A job interview isn't just about what the employer thinks of the applicant. Job applicants have to make sure they feel comfortable with their prospective boss, too.

According to the Harvard Business Review and various studies, the most significant cause of workplace unhappiness isn't salary or vacation days, it's having a bad boss.

A bad boss, according to leadership experts, is often unkind, micro-manages employees, is a bad communicator, is absent, doesn't really seem to care about employees' well-being or is guilty of all of the above.

In a new CNBC Make It series, "On the Clock," we encouraged readers to tell us stories of weird, wacky or straight-up strange things they were asked to do at work.

Unsurprisingly, the strangest requests often came from bosses. One woman, for example, was asked by her employer to drive her cat around Los Angeles for hours on end.

It's important to steer clear of a bad boss and an uncomfortable work environment. Day-to-day unhappiness can squash even the most optimistic professional's career aspirations.
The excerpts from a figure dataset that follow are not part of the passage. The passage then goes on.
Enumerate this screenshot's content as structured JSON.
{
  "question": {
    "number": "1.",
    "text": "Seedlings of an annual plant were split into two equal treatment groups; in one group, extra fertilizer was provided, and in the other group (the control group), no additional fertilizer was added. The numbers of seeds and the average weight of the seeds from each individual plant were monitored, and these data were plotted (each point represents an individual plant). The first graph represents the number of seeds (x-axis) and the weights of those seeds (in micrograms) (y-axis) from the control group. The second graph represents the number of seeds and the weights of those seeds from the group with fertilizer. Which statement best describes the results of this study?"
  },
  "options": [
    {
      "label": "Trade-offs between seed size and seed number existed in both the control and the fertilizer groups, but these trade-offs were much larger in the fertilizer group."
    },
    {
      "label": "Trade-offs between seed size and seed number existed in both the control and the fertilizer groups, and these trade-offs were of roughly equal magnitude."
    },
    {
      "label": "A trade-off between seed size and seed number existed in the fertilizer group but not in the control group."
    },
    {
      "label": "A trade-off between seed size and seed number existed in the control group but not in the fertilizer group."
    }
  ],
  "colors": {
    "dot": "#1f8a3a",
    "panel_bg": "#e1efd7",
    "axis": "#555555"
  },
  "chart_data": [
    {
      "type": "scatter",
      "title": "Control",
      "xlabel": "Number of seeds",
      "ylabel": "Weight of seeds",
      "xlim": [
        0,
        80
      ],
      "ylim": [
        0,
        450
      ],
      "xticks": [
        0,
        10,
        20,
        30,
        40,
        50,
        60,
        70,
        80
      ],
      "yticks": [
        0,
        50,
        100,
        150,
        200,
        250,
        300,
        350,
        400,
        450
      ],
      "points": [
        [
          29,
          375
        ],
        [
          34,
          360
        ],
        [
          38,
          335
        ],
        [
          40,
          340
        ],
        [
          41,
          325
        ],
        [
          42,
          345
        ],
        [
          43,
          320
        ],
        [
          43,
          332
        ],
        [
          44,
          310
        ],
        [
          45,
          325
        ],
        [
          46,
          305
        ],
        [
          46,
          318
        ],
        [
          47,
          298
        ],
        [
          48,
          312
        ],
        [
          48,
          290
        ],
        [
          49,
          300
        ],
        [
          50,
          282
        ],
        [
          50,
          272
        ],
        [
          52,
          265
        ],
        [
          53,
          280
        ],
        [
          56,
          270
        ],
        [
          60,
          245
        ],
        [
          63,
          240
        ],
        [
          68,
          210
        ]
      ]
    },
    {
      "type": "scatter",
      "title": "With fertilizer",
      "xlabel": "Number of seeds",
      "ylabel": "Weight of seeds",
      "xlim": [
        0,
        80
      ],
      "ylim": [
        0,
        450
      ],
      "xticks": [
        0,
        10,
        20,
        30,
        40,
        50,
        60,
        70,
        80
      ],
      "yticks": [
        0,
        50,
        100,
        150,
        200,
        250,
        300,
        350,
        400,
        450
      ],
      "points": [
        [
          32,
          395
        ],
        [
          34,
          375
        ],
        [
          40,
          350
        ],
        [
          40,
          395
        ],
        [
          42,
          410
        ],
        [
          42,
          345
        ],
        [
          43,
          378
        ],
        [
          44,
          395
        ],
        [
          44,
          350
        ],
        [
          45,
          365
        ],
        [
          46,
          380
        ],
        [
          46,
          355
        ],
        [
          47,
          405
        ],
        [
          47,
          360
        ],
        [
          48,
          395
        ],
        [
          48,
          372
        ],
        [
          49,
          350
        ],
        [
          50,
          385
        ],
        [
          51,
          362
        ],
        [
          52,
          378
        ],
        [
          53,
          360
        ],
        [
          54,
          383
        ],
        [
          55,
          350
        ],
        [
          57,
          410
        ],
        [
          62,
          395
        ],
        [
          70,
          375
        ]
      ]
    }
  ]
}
Here are five things to look out for in a job interview that can help you spot a bad boss:

1. You had a bad gut feeling

Psychologist Amy Cooper Hakim, an expert on employer-employee relationships, encourages professionals to pay attention to their innate reaction.

"Go with your gut," she tells CNBC. "If you feel uncomfortable during the interview, there's probably a reason why."
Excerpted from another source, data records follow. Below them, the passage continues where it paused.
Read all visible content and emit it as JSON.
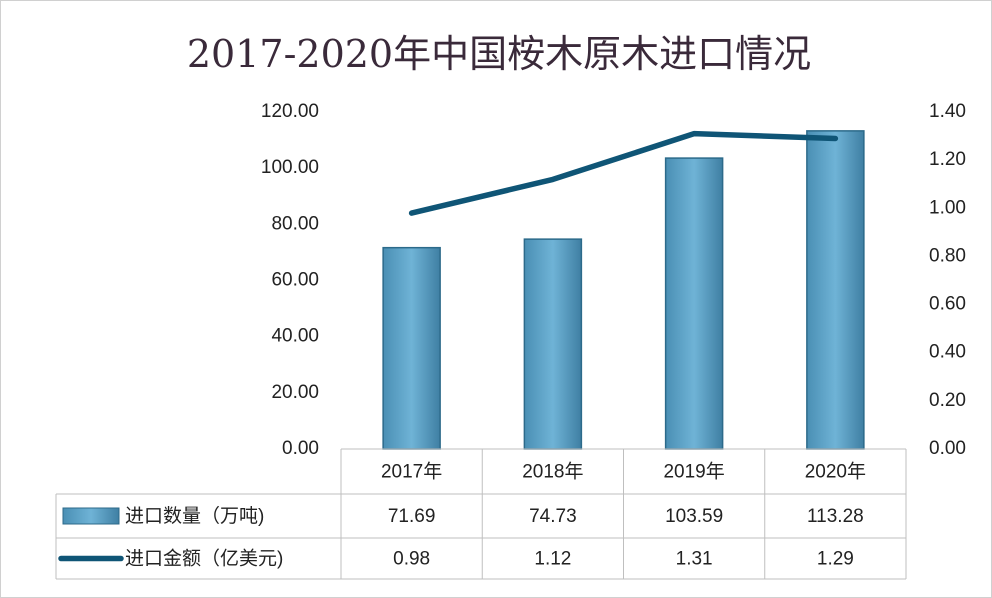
{
  "chart_data": {
    "type": "bar+line",
    "title": "2017-2020年中国桉木原木进口情况",
    "categories": [
      "2017年",
      "2018年",
      "2019年",
      "2020年"
    ],
    "series": [
      {
        "name": "进口数量（万吨)",
        "type": "bar",
        "axis": "left",
        "values": [
          71.69,
          74.73,
          103.59,
          113.28
        ],
        "labels": [
          "71.69",
          "74.73",
          "103.59",
          "113.28"
        ]
      },
      {
        "name": "进口金额（亿美元)",
        "type": "line",
        "axis": "right",
        "values": [
          0.98,
          1.12,
          1.31,
          1.29
        ],
        "labels": [
          "0.98",
          "1.12",
          "1.31",
          "1.29"
        ]
      }
    ],
    "y_left": {
      "min": 0,
      "max": 120,
      "ticks": [
        "0.00",
        "20.00",
        "40.00",
        "60.00",
        "80.00",
        "100.00",
        "120.00"
      ]
    },
    "y_right": {
      "min": 0,
      "max": 1.4,
      "ticks": [
        "0.00",
        "0.20",
        "0.40",
        "0.60",
        "0.80",
        "1.00",
        "1.20",
        "1.40"
      ]
    },
    "grid": false,
    "legend_placement": "data-table-bottom",
    "colors": {
      "bar": "#5ba3c9",
      "bar_stroke": "#2c6a8a",
      "line": "#0f5576",
      "title": "#3a2a3a",
      "table_border": "#bfbfbf"
    }
  }
}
"Does she not make direct eye contact when speaking? Does she appear 'too busy' for you?," says Hakim, co-author of "Working With Difficult People."

Managers who come across as arrogant or say things like "that's the way things are done around here" may very well end up being micro-managers or impolite, she says.

2. The employees you met seemed miserable

"If [the employees] look miserable or overworked, then it is likely that you may be, too," Hakim says.

In addition, be aware of how the boss treats his employees in the short time that you're there. If he was mean to one of them, chances are you'll receive the same treatment if hired.

3. The boss kept you waiting and didn't acknowledge it

Marketing strategy consultant Dorie Clark says you can tell a lot about a person from how he or she treats your time.

"Did they keep you waiting, and if so, how did they handle it?," Clark tells CNBC. "Everyone has occasional delays or emergencies. But if they kept you waiting for more than, say, 10 to 15 minutes, you want them to be contrite about it."

"A blithe willingness to waste your time will carry over once you're officially their subordinate," says Clark, author of "Reinventing You."

4. The boss belittled you or was rude

"If the boss makes fun of or minimizes your accomplishments when looking at your resume, consider this another red flag," Hakim says. "Someone like this will often criticize you instead of lifting you up."

Also, pay attention to whether or not the boss has manners you'd expect from, well, anyone. Look out for a manager who is blatantly sarcastic, consistently interrupts you, texts or emails during the interview without explanation or seems uncommunicative.

5. The boss derided the work of another employee

Putting someone else down in front of you is a bad move, Hakim says.

"Think about it," she says. "The interview is the time for everyone to be on his or her best behavior. If the boss is acting this way now, how will she act when the honeymoon period is over?"

If you see one or more of these red flags, make note of it. While it doesn't necessarily mean you shouldn't take the job, it's something to consider, especially if you have multiple opportunities or time to interview with another potential boss.